Quelques jours après son « licenciement », Brian Jones, par ailleurs dépendant et asthmatique, était retrouvé noyé dans sa piscine, après avoir mélangé alcools et amphétamines… Là encore la théorie du meurtre a longtemps été évoquée, un homme aurait sur son lit de mort avoué l’avoir tué (le maçon qui rénovait sa maison) ce que confirme Anna Wohlin, petite amie de l’époque, dans un livre intitulé « The Murder of Brian Jones ».

"Ah, qu'est-ce tu veux, Il faut bien faire une fin", disait de son côté Jean Gabin, qui certes ne s'y entendait guère en musiques pop, mais à qui rien de ce qui est humain n'était étranger.

8 La malédiction continuera-t-elle?..

On pourrait en citer d’autres, par exemple le premier bassiste des Stooges, Dave Alexander. 

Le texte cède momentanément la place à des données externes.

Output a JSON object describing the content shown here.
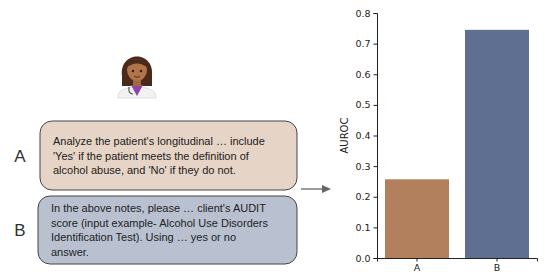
{
  "chart_data": {
    "type": "bar",
    "y_label": "AUROC",
    "categories": [
      "A",
      "B"
    ],
    "values": [
      0.257,
      0.745
    ],
    "colors": [
      "#b3805d",
      "#5f6f91"
    ],
    "ylim": [
      0,
      0.8
    ],
    "yticks": [
      {
        "value": 0,
        "label": "0.0"
      },
      0.1,
      0.2,
      0.3,
      0.4,
      0.5,
      0.6,
      0.7,
      0.8
    ],
    "annotations": [
      {
        "label": "A",
        "color": "#e6d4c6",
        "lines": [
          "Analyze the patient's longitudinal … include",
          "'Yes' if the patient meets the definition of",
          "alcohol abuse, and 'No' if they do not."
        ]
      },
      {
        "label": "B",
        "color": "#b9c1d1",
        "lines": [
          "In the above notes, please … client's AUDIT",
          "score (input example- Alcohol Use Disorders",
          "Identification Test). Using …  yes or no",
          "answer."
        ]
      }
    ]
  }
}
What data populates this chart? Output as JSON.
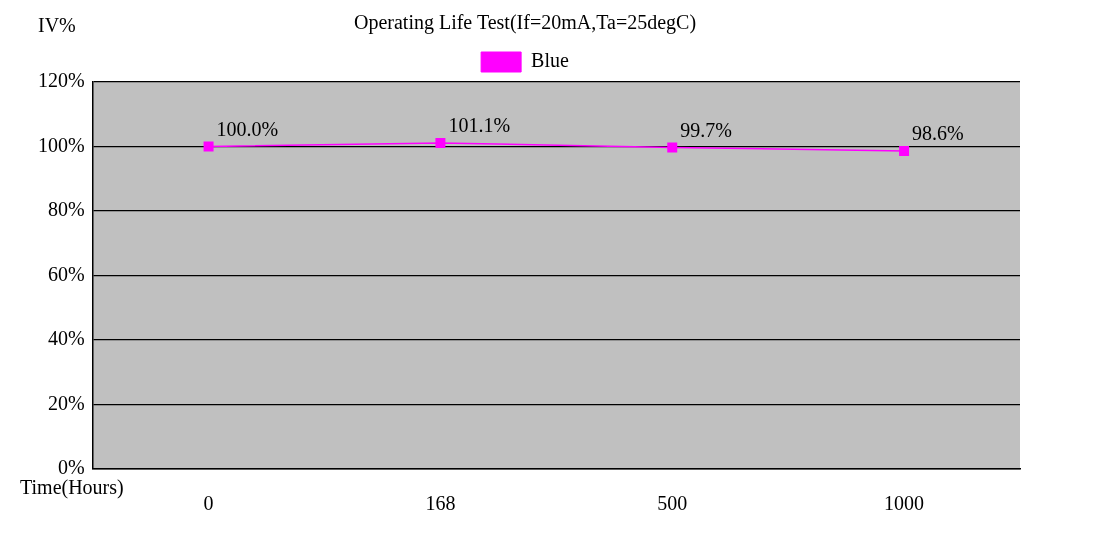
{
  "chart_data": {
    "type": "line",
    "title": "Operating Life Test(If=20mA,Ta=25degC)",
    "xlabel": "Time(Hours)",
    "ylabel": "IV%",
    "categories": [
      "0",
      "168",
      "500",
      "1000"
    ],
    "series": [
      {
        "name": "Blue",
        "color": "#ff00ff",
        "values": [
          100.0,
          101.1,
          99.7,
          98.6
        ],
        "value_labels": [
          "100.0%",
          "101.1%",
          "99.7%",
          "98.6%"
        ]
      }
    ],
    "ylim": [
      0,
      120
    ],
    "yticks": [
      {
        "value": 0,
        "label": "0%"
      },
      {
        "value": 20,
        "label": "20%"
      },
      {
        "value": 40,
        "label": "40%"
      },
      {
        "value": 60,
        "label": "60%"
      },
      {
        "value": 80,
        "label": "80%"
      },
      {
        "value": 100,
        "label": "100%"
      },
      {
        "value": 120,
        "label": "120%"
      }
    ],
    "grid": "y",
    "legend": "top",
    "marker": "square",
    "line_style": "solid"
  }
}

On conclurait en évoquant le journaliste Thierry Ardisson qui avait (en un sens, à juste titre) dénoncé en son temps une campagne de prévention affirmant « la drogue c’est de la merde ». Il justifiait sa critique en expliquant que la réalité est autrement complexe : les sensations qu’apportent les drogues sont, au départ, terriblement attractives : c’est précisément parce qu’elles le sont qu’il est facile d’y sombrer. D’où sa conclusion que ce slogan n’avait rien de convaincant, pour qui avait déjà mis le nez dedans. L’argument peut tenir. Disons alors que si ce n’en est pas, c’est pire. Aucun des sept membres de ce damné « club des 27 » n’était épargné par les addictions. Il est vrai qu’en ce milieu et à ces différentes époques, il était plus difficile de trouver UN artiste qui ne touchait à rien. On cite parfois Frank Zappa, qui était toutefois accro au café et au tabac, qu’il appelait « mon légume préféré ». Comme quoi, une intelligence redoutable ne met pas à l'abri d'exprimer parfois de vraies stupidités.